Due to inertia, undesirable sway in the payload is observed during a recovery operation; in which a vehicle or equipment casualty is evacuated with the help of a recovery vehicle for its further extrication to a repair site. This recovery operation is usually carried out by military or commercial recovery resources with the assistance of a rotary crane vehicle 765 evacuate men and material from debris after a catastrophe like earthquake, accidents etc. Generally, the payload oscillations are manually controlled by detailing few personnel of the recovery crew to hold the payload which violates safety of recovery crane operation. Manual control of the payload oscillations also results in the commitment of skilled recovery crew thus retarding speed and efficiency of the process. Therefore, in this research work, a robust controller has been designed for intelligent control of these payload oscillations in a mobile recovery crane. An EFI based Light Recovery Vehicle (LRV); IVECO Euro-Cargo has been selected for designing a robust controller to regulate its payload oscillations.

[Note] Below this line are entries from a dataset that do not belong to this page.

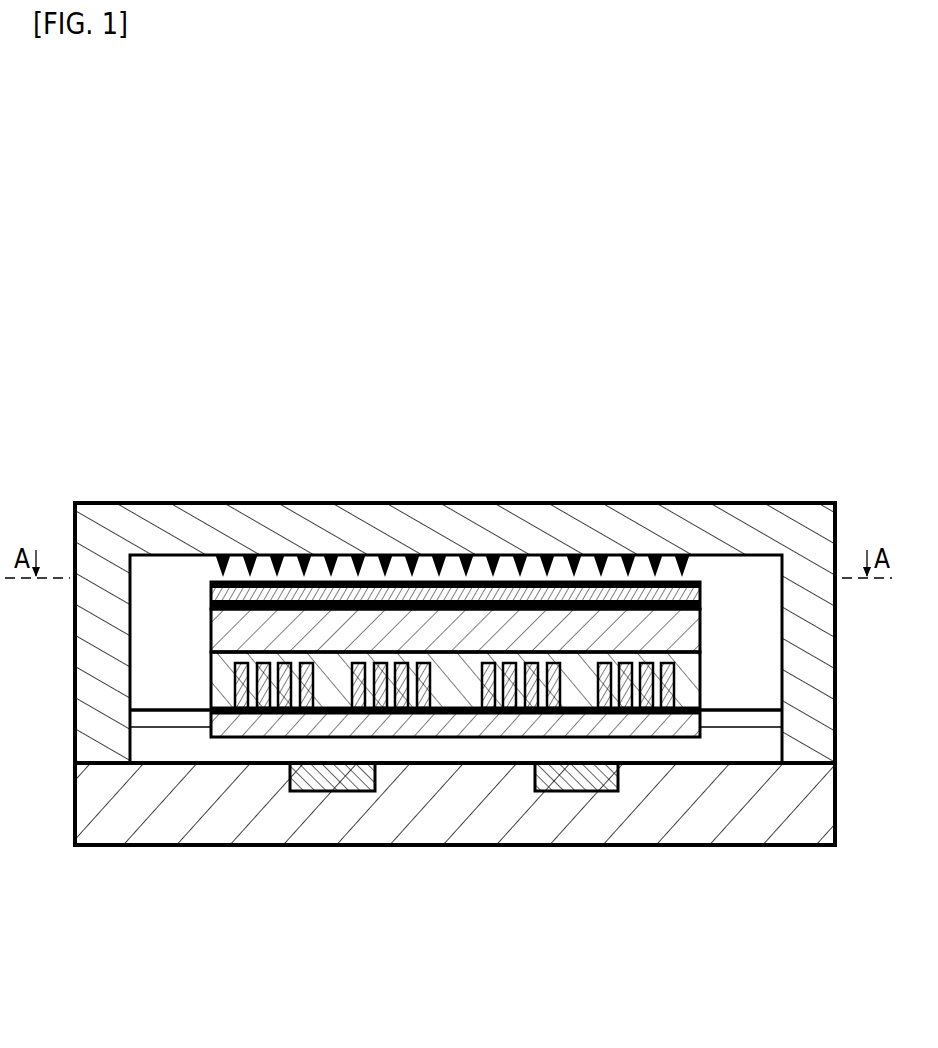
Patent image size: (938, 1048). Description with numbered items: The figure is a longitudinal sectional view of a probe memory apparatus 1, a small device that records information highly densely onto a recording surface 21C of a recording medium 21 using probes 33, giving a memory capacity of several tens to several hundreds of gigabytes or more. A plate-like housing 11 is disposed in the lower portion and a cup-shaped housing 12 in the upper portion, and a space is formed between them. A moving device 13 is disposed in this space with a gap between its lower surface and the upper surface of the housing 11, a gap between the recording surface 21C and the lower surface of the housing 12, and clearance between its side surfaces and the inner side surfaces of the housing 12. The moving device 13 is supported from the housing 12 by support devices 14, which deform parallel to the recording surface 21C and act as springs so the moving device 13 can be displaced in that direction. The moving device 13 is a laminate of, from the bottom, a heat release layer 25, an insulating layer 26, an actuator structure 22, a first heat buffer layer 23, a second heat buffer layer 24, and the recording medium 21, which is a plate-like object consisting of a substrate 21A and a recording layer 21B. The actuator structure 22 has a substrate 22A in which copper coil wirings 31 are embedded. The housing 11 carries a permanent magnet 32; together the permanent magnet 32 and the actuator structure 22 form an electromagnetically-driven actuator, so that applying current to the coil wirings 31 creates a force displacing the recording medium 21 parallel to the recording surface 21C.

The probe memory apparatus 1 is at (677, 460).
The plate-like housing 11 is at (412, 845).
The cup-shaped housing 12 is at (420, 503).
The moving device 13 is at (703, 565).
The support device 14 is at (165, 727).
The recording medium 21 is at (700, 583).
The substrate 21A is at (211, 593).
The recording layer 21B is at (211, 584).
The recording surface 21C is at (484, 580).
The actuator structure 22 is at (700, 668).
The substrate 22A is at (211, 666).
The first heat buffer layer 23 is at (700, 640).
The second heat buffer layer 24 is at (700, 603).
The heat release layer 25 is at (470, 737).
The insulating layer 26 is at (211, 703).
The coil wirings 31 is at (677, 693).
The permanent magnet 32 is at (325, 791).
The probes 33 is at (293, 565).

The Rotary boom crane and its luffing motion were duly modeled while catering for the effects of varying environmental parameters like wind speed, disturbances etc. Various control schemes based on even intelligent and adaptive controllers have now been matured enough for overhead, fixed and tower types of cranes due to their wider applications on industrial scale. However, for mobile recovery vehicles operating in an open / unstructured field environment, a little research has been done to find a suitable anti-sway control scheme. Therefore, as an initial step, anti-sway control scheme based on classical PID controller has been suggested with the feedback available from newly installed sensors on the boom crane mechanism in addition to the already installed sensors in the EFI vehicle. The simulations results have been compared with an optimal LQR controller which showed an improvement in the settling time by 4.5 seconds as compared to the existing crane mechanism where no control scheme is available to control the payload oscillations. Therefore, the application of the suggested control scheme has resulted in reducing the sway present in vehicle / equipment casualty thereby improving the safety, efficiency and speed of the recovery process.